The postictal phase is clinically manifested by:

  • Tonic-clonic movements cease.

  • Breathing returns to normal.

  • Consciousness gradually returns with disorientation.

  • Relaxation occurs.

  • Muscular flaccidity resulting in urinary or fecal incontinence.

  • Total amnesia of the seizure.

Emergency Management

Should a patient exhibit a grand mal seizure, the following steps should be taken:


  • Recognize aura.

  • Discontinue treatment and move bracket table and instruments out of the way.


  • Activate the office emergency team.

  • Position the patient in a supine position with the feet elevated or roll patient on their side to prevent aspiration.

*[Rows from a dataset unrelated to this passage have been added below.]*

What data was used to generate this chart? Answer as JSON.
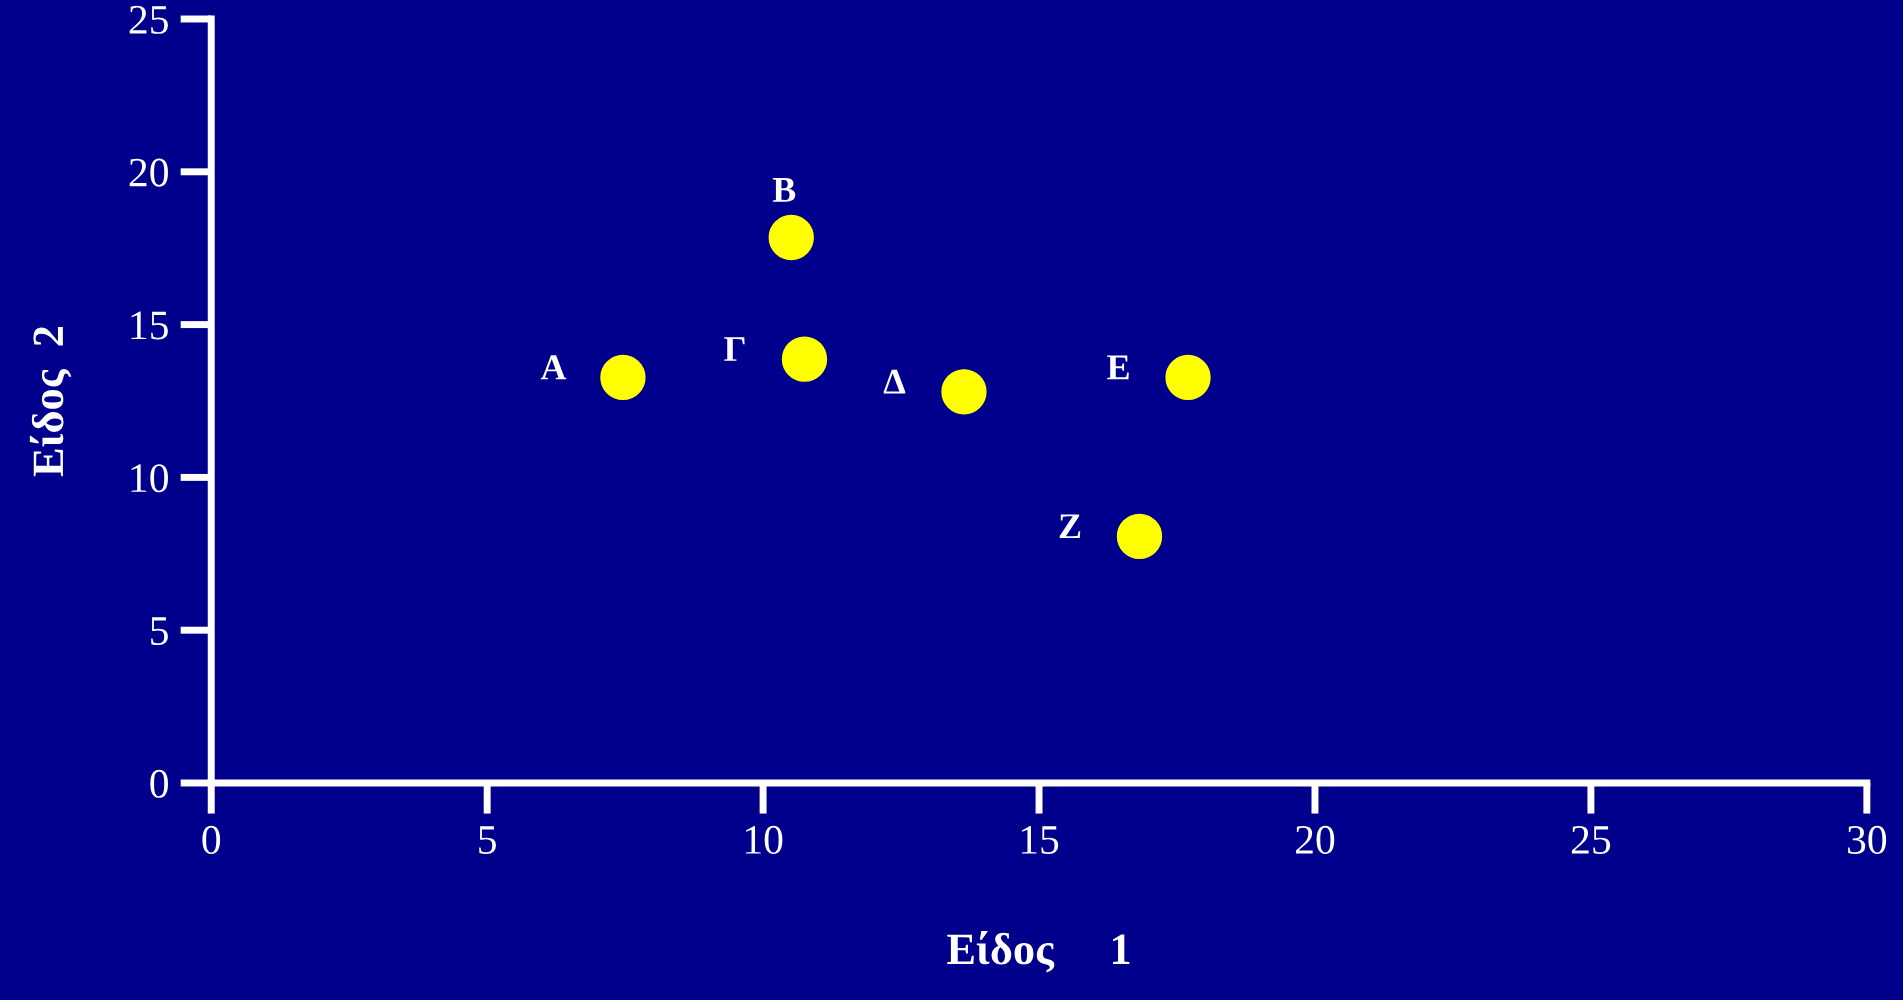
{
  "chart_data": {
    "type": "scatter",
    "xlabel": "Είδος     1",
    "ylabel": "Είδος  2",
    "x": [
      7.46,
      10.51,
      10.75,
      13.64,
      17.7,
      16.82
    ],
    "values": [
      13.27,
      17.85,
      13.87,
      12.8,
      13.27,
      8.07
    ],
    "color": "#ffff00",
    "marker": "circle",
    "grid": false,
    "xlim": [
      0,
      30
    ],
    "xticks": [
      0,
      5,
      10,
      15,
      20,
      25,
      30
    ],
    "ylim": [
      0,
      25
    ],
    "yticks": [
      0,
      5,
      10,
      15,
      20,
      25
    ],
    "annotations": [
      {
        "text": "Α",
        "x": 7.46,
        "y": 13.27
      },
      {
        "text": "Β",
        "x": 10.51,
        "y": 17.85
      },
      {
        "text": "Γ",
        "x": 10.75,
        "y": 13.87
      },
      {
        "text": "Δ",
        "x": 13.64,
        "y": 12.8
      },
      {
        "text": "Ε",
        "x": 17.7,
        "y": 13.27
      },
      {
        "text": "Ζ",
        "x": 16.82,
        "y": 8.07
      }
    ]
  }
}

  • Protect the patient from bodily injury, however do not place objects in the mouth to prevent soft tissue injury.

  • Assess and perform BLS as needed.


  • Administer oxygen.

  • Monitor vital signs.

  • Reassure patient and permit recovery.

  • Depending on the patient’s history and if accompanied by an adult discharge patient to home or to the hospital or physician.

If the seizure lasts more than 15 minutes:

  • Activate EMS.

  • Assess and perform BLS as needed.

  • Protect the patient from injury until EMS arrives.

  • If available and the staff is trained in venipuncture, administer an IV anticonvulsant.

    • If intravenous (IV) access is available administer diazepam (Valium) IV:

    • Child up 5 years 0.2-0.5 mg slowly every 2-5 minutes with a maximum of 5mg.

    • Child up to 5 years and up 1 mg every 2-5 minutes with a maximum of 10 mg.